28Le récit à la troisième personne et au passé simple alterne avec de longs passages au DIL. Dans ces passages, le système des temps est aligné sur le repérage du récit. La voix du personnage prend cependant une très large place dans ces séquences au DIL. Cela est rendu possible par un certain nombre de procédés linguistiques: d’abord la présence de déictiques de DIL: dès ce soir, en ce moment, dans trois jours? La voix du personnage est particulièrement présente aussi à travers la profusion d’énoncés exclamatifs et interrogatifs. Mais oui! Correspond autant au DIL qu’au DDL. Il y a finalement les expressions chères Alexandre, Sacha dear, le cher ambassadeur qui reprennent des termes employés par le locuteur cité, Mrs Forbes, que le narrateur ne prend évidemment pas en charge. Nous dirons avec Jacqueline authier-Revuz (1995) que ces termes sont employés en modalisation autonymique: le narrateur intègre ces propos dans son propre discours, mais il refuse de les prendre en charge et en laisse la responsabilité au seul locuteur cité.

29Voyons un emploi parallèle des déictiques, possible dans le roman moderne:

(8) […] Adrien Daume sourit humblement à saulnier, l’entendit à travers un brouillard qui lui parlait du temps magnifique qu’il avait fait aujourd’hui, puis de la jolie petite maison de campagne qu’il venait d’acheter à Corsier. [DIL Ah, la nature, il n’y avait que ça de vrai, le grand air c’était essentiel pour la santé, et puis pas de bruit]. L’huissier tenait à être aimable avec ce jeune homme qui était peut-être en passe d’être attaché au cabinet. adrien écoutait, sans les comprendre, les aimables propos de Saulnier qui, s’étant assuré un allié futur, et un protecteur possible, retourna à son roman.
(Ibid., p. 87)

30Le déictique temporel aujourd’hui n’est pas inséré ici dans un DIL, mais dans un discours narrativisé.
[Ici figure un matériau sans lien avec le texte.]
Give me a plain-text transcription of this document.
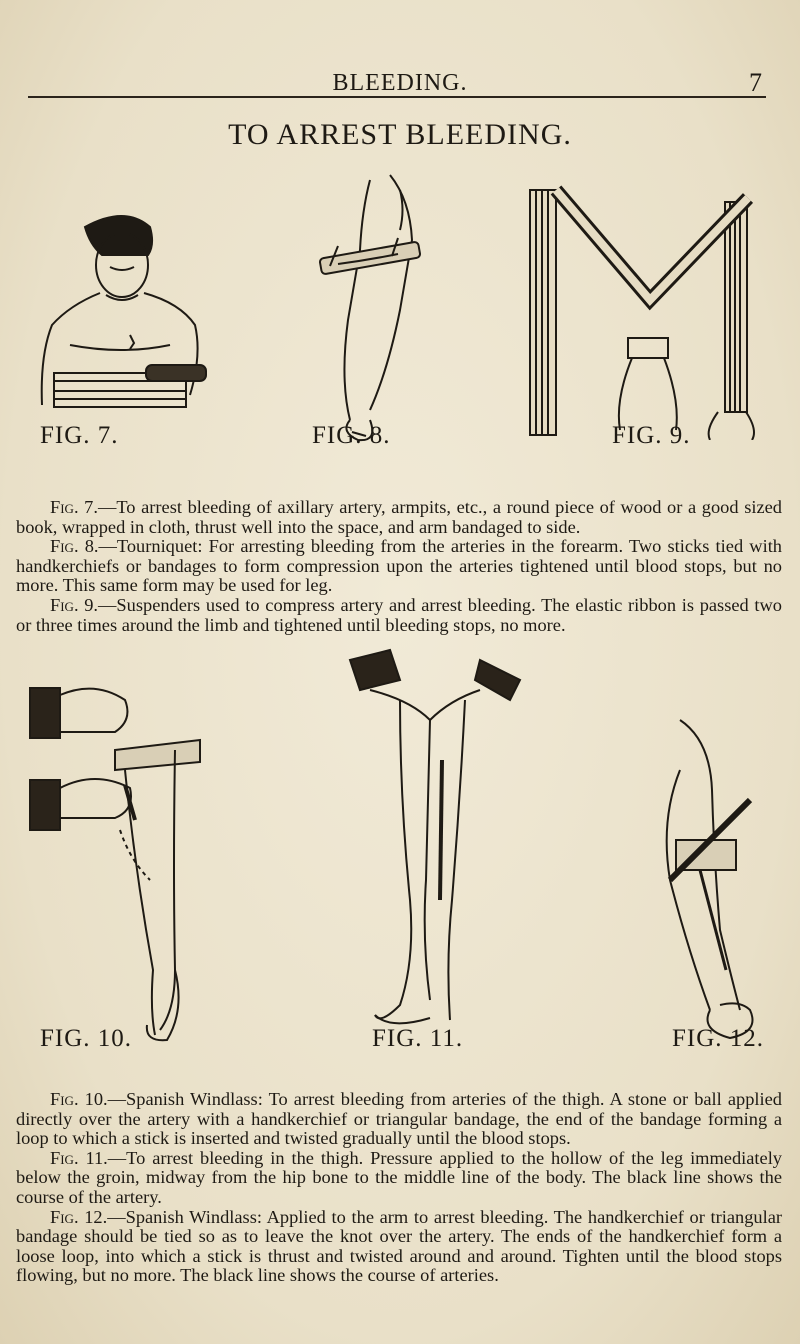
BLEEDING.	7
TO ARREST BLEEDING.
FIG. 7.	FIG. 8.	FIG. 9.

Fig. 7.—To arrest bleeding of axillary artery, armpits, etc., a round piece of wood or a good sized book, wrapped in cloth, thrust well into the space, and arm bandaged to side.

Fig. 8.—Tourniquet: For arresting bleeding from the arteries in the forearm. Two sticks tied with handkerchiefs or bandages to form compression upon the arteries tightened until blood stops, but no more. This same form may be used for leg.

Fig. 9.—Suspenders used to compress artery and arrest bleeding. The elastic ribbon is passed two or three times around the limb and tightened until bleeding stops, no more.

FIG. 10.	FIG. 11.	FIG. 12.

Fig. 10.—Spanish Windlass: To arrest bleeding from arteries of the thigh. A stone or ball applied directly over the artery with a handkerchief or triangular bandage, the end of the bandage forming a loop to which a stick is inserted and twisted gradually until the blood stops.

Fig. 11.—To arrest bleeding in the thigh. Pressure applied to the hollow of the leg immediately below the groin, midway from the hip bone to the middle line of the body. The black line shows the course of the artery.

Fig. 12.—Spanish Windlass: Applied to the arm to arrest bleeding. The handkerchief or triangular bandage should be tied so as to leave the knot over the artery. The ends of the handkerchief form a loose loop, into which a stick is thrust and twisted around and around. Tighten until the blood stops flowing, but no more. The black line shows the course of arteries.
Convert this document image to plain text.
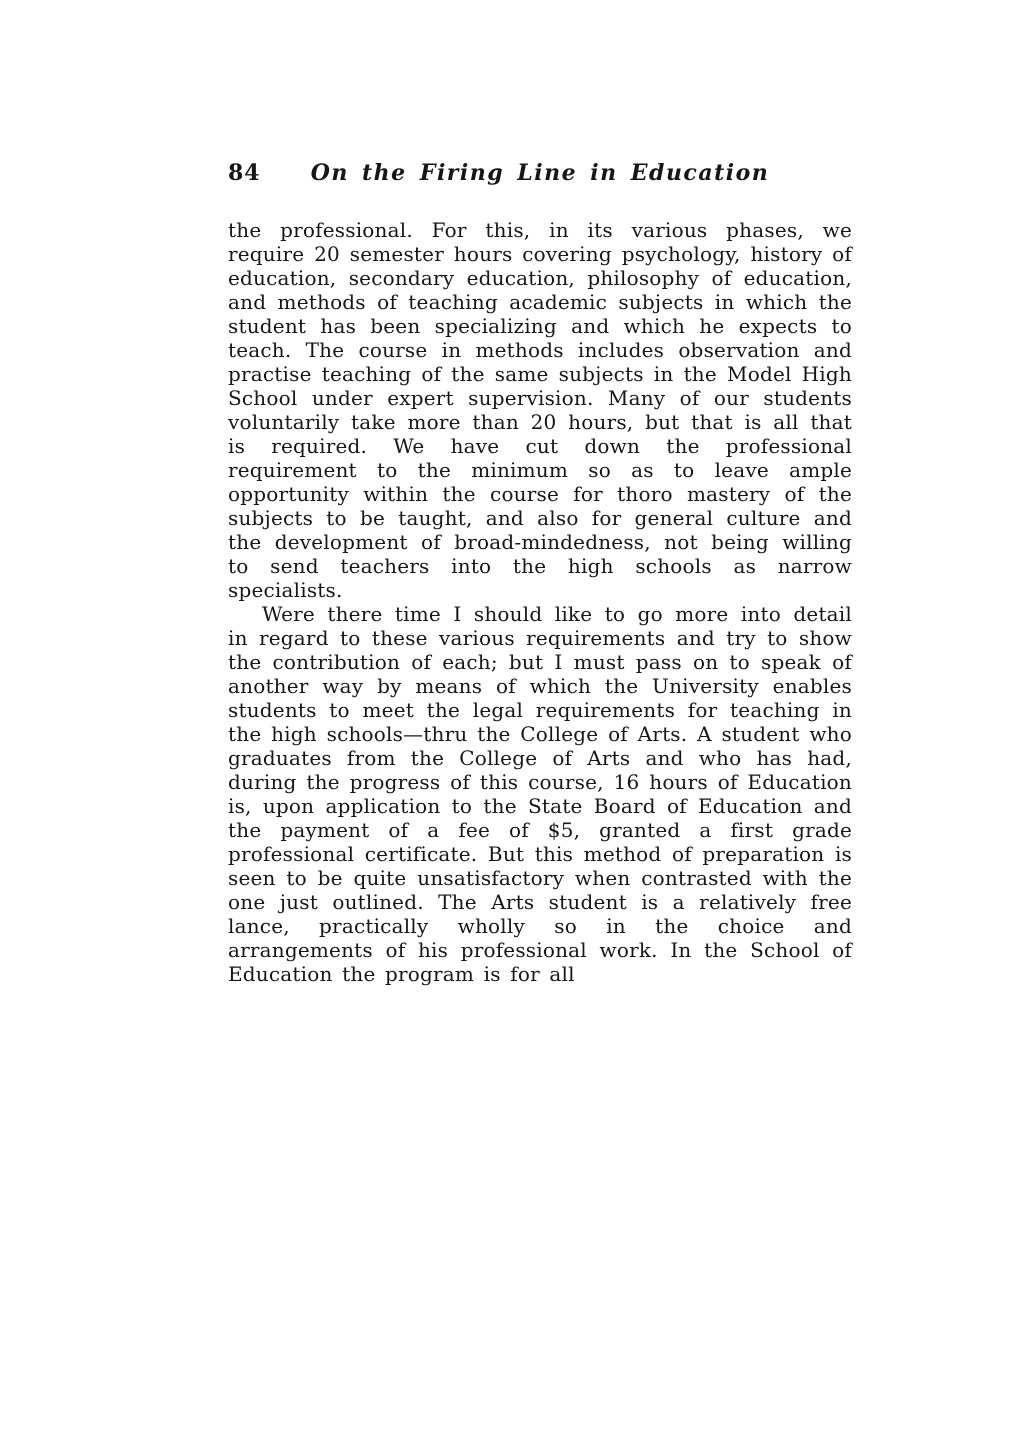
84	On the Firing Line in Education

the professional. For this, in its various phases, we require 20 semester hours covering psychology, history of education, secondary education, philosophy of education, and methods of teaching academic subjects in which the student has been specializing and which he expects to teach. The course in methods includes observation and practise teaching of the same subjects in the Model High School under expert supervision. Many of our students voluntarily take more than 20 hours, but that is all that is required. We have cut down the professional requirement to the minimum so as to leave ample opportunity within the course for thoro mastery of the subjects to be taught, and also for general culture and the development of broad-mindedness, not being willing to send teachers into the high schools as narrow specialists.

Were there time I should like to go more into detail in regard to these various requirements and try to show the contribution of each; but I must pass on to speak of another way by means of which the University enables students to meet the legal requirements for teaching in the high schools—thru the College of Arts. A student who graduates from the College of Arts and who has had, during the progress of this course, 16 hours of Education is, upon application to the State Board of Education and the payment of a fee of $5, granted a first grade professional certificate. But this method of preparation is seen to be quite unsatisfactory when contrasted with the one just outlined. The Arts student is a relatively free lance, practically wholly so in the choice and arrangements of his professional work. In the School of Education the program is for all
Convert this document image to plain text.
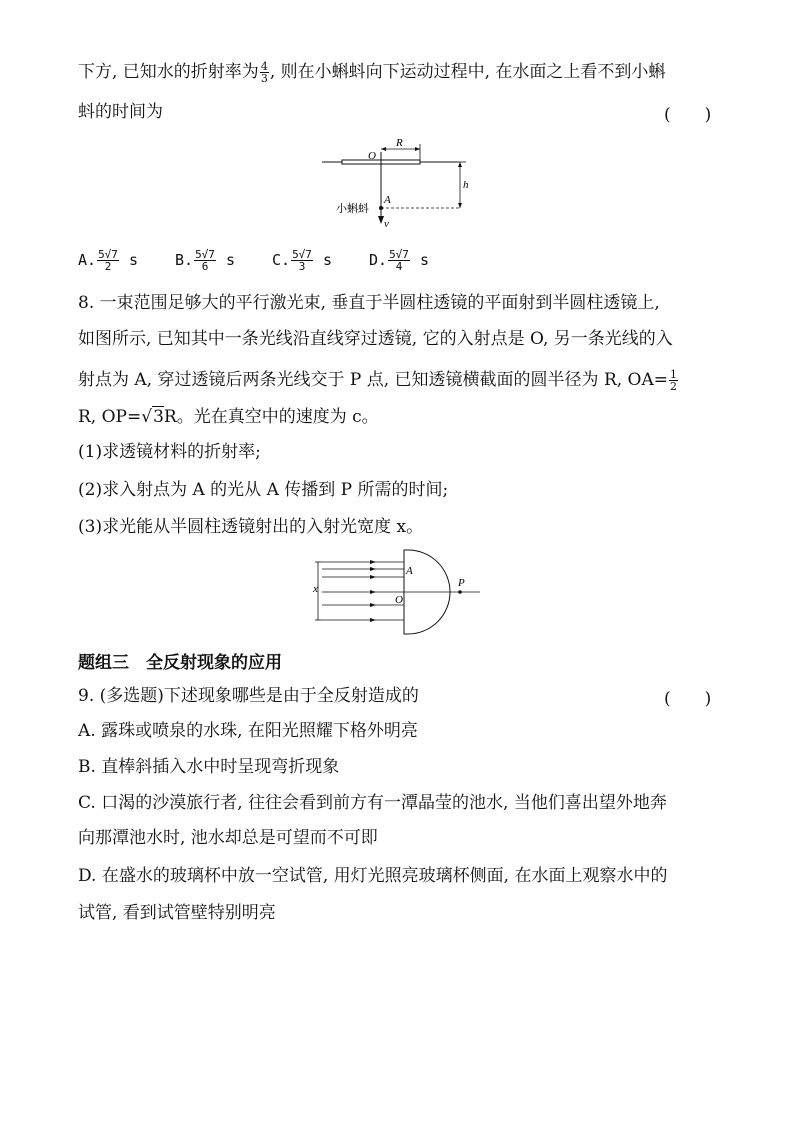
下方, 已知水的折射率为 $\frac{4}{3}$ , 则在小蝌蚪向下运动过程中, 在水面之上看不到小蝌
蚪的时间为	(　　)
R
O
h
A
v
小蝌蚪
A. $\frac{5√7}{2}$ s B. $\frac{5√7}{6}$ s C. $\frac{5√7}{3}$ s D. $\frac{5√7}{4}$ s
8. 一束范围足够大的平行激光束, 垂直于半圆柱透镜的平面射到半圆柱透镜上,
如图所示, 已知其中一条光线沿直线穿过透镜, 它的入射点是 O, 另一条光线的入
射点为 A, 穿过透镜后两条光线交于 P 点, 已知透镜横截面的圆半径为 R, $OA= \frac{1}{2}$
R, OP=√3R。光在真空中的速度为 c。
(1)求透镜材料的折射率;
(2)求入射点为 A 的光从 A 传播到 P 所需的时间;
(3)求光能从半圆柱透镜射出的入射光宽度 x。
x
A
O
P
题组三　全反射现象的应用
9. (多选题)下述现象哪些是由于全反射造成的	(　　)
A. 露珠或喷泉的水珠, 在阳光照耀下格外明亮
B. 直棒斜插入水中时呈现弯折现象
C. 口渴的沙漠旅行者, 往往会看到前方有一潭晶莹的池水, 当他们喜出望外地奔
向那潭池水时, 池水却总是可望而不可即
D. 在盛水的玻璃杯中放一空试管, 用灯光照亮玻璃杯侧面, 在水面上观察水中的
试管, 看到试管壁特别明亮
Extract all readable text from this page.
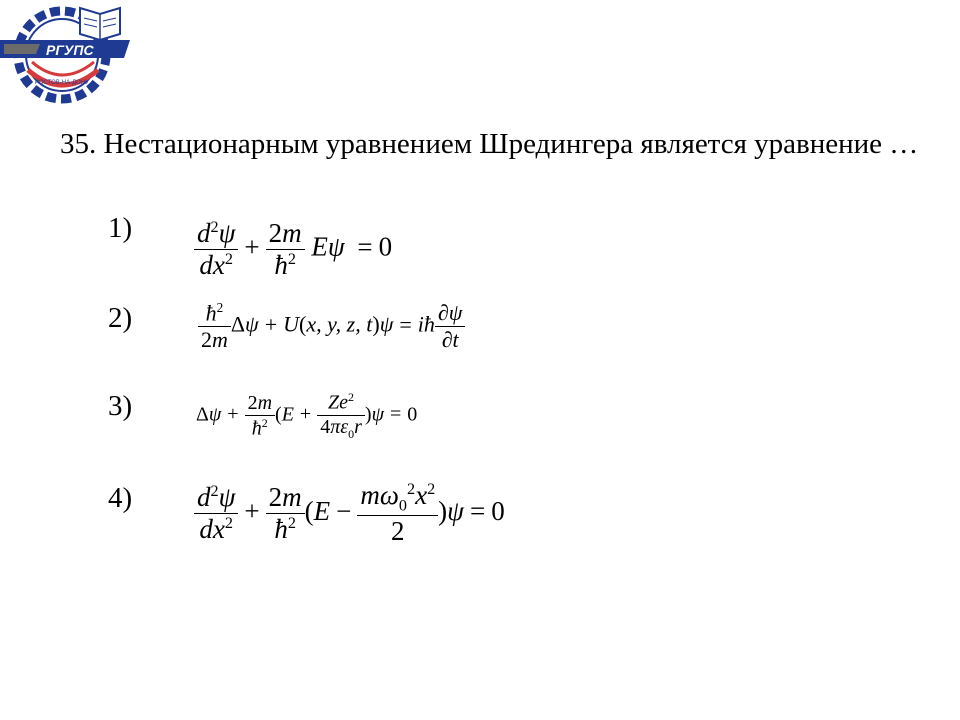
РГУПС
РОСТОВ-НА-ДОНУ
35. Нестационарным уравнением Шредингера является уравнение …
1)
2)
3)
4)
$\frac{d^2\psi}{dx^2} + \frac{2m}{ħ^2}$ Eψ = 0
$\frac{ħ^2}{2m}$ Δψ + U(x, y, z, t)ψ = iħ $\frac{\partial\psi}{\partial t}$
$\Delta\psi + \frac{2m}{ħ^2} (E + \frac{Ze^2}{4\pi\varepsilon_0r} )\psi = 0$
$\frac{d^2\psi}{dx^2} + \frac{2m}{ħ^2} (E - \frac{m\omega_0^2x^2}{2} )\psi = 0$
Le discours narrativisé – signalé par Gérard genette (1972), comme l’on sait – est un phénomène proche du discours rapporté. C’est ici le verbe de parole parler qui signale qu’il y a bien eu un discours qui a été tenu par un locuteur autre, mais ce discours n’est pas verbalisé, il n’est pas rapporté de façon explicite par le narrateur. Le déictique aujourd’hui est cependant analysable comme les déictiques de DIL. Inséré dans un récit au passé simple/imparfait, dans un plan non embrayé, le déictique marque une divergence énonciative et référentielle. Il permet au narrateur de laisser entendre la voix d’un personnage parlant à partir de son présent.

31Les éléments subjectifs présents dans le récit – notamment les modalisations et les déictiques – renvoient à un sujet de conscience, à une subjectivité. Ils permettent l’identification d’un sujet de conscience qui vient valider leur ancrage énonciatif. C’est ainsi qu’ils permettent l’introduction d’un point de vue, que cela soit celui d’un personnage ou du narrateur.

32Nous utilisons ici la notion de point de vue telle qu’elle a été développée dans les travaux d’Alain Rabatel (1997 et 1998). Ce dernier fait une critique de la distinction établie par Gérard genette (1972) entre les trois types de focalisation – focalisation zéro, interne et externe – et propose à la place la notion de point de vue. Il distingue uniquement deux types de point de vue: celui du narrateur et celui du personnage. Le point de vue du narrateur est celui du narrateur omniscient, qui est le sujet percevant, pensant ou analysant. Il correspond à la focalisation zéro chez Gérard genette. Les passages relevant de ce type de point de vue présentent des commentaires et des appréciations du narrateur.

33Dans la classification de Gérard genette, la focalisation externe posait beaucoup de problèmes. Elle n’apparaît généralement que dans de courts passages qui sont d’ailleurs rarement objectifs à cent pour cent. Pour Alain Rabatel ce type de focalisation est inexistant. Il est préférable de parler d’absence de point de vue. Le narrateur omniscient décide à un moment donné de ne pas avoir recours à son omniscience.

34La focalisation interne correspond assez exactement au point de vue tout court, c’est-à-dire au point de vue du personnage. Le récit se fait à partir des perceptions et des pensées d’un personnage. Ce procédé permet au narrateur de donner accès à l’intériorité des personnages.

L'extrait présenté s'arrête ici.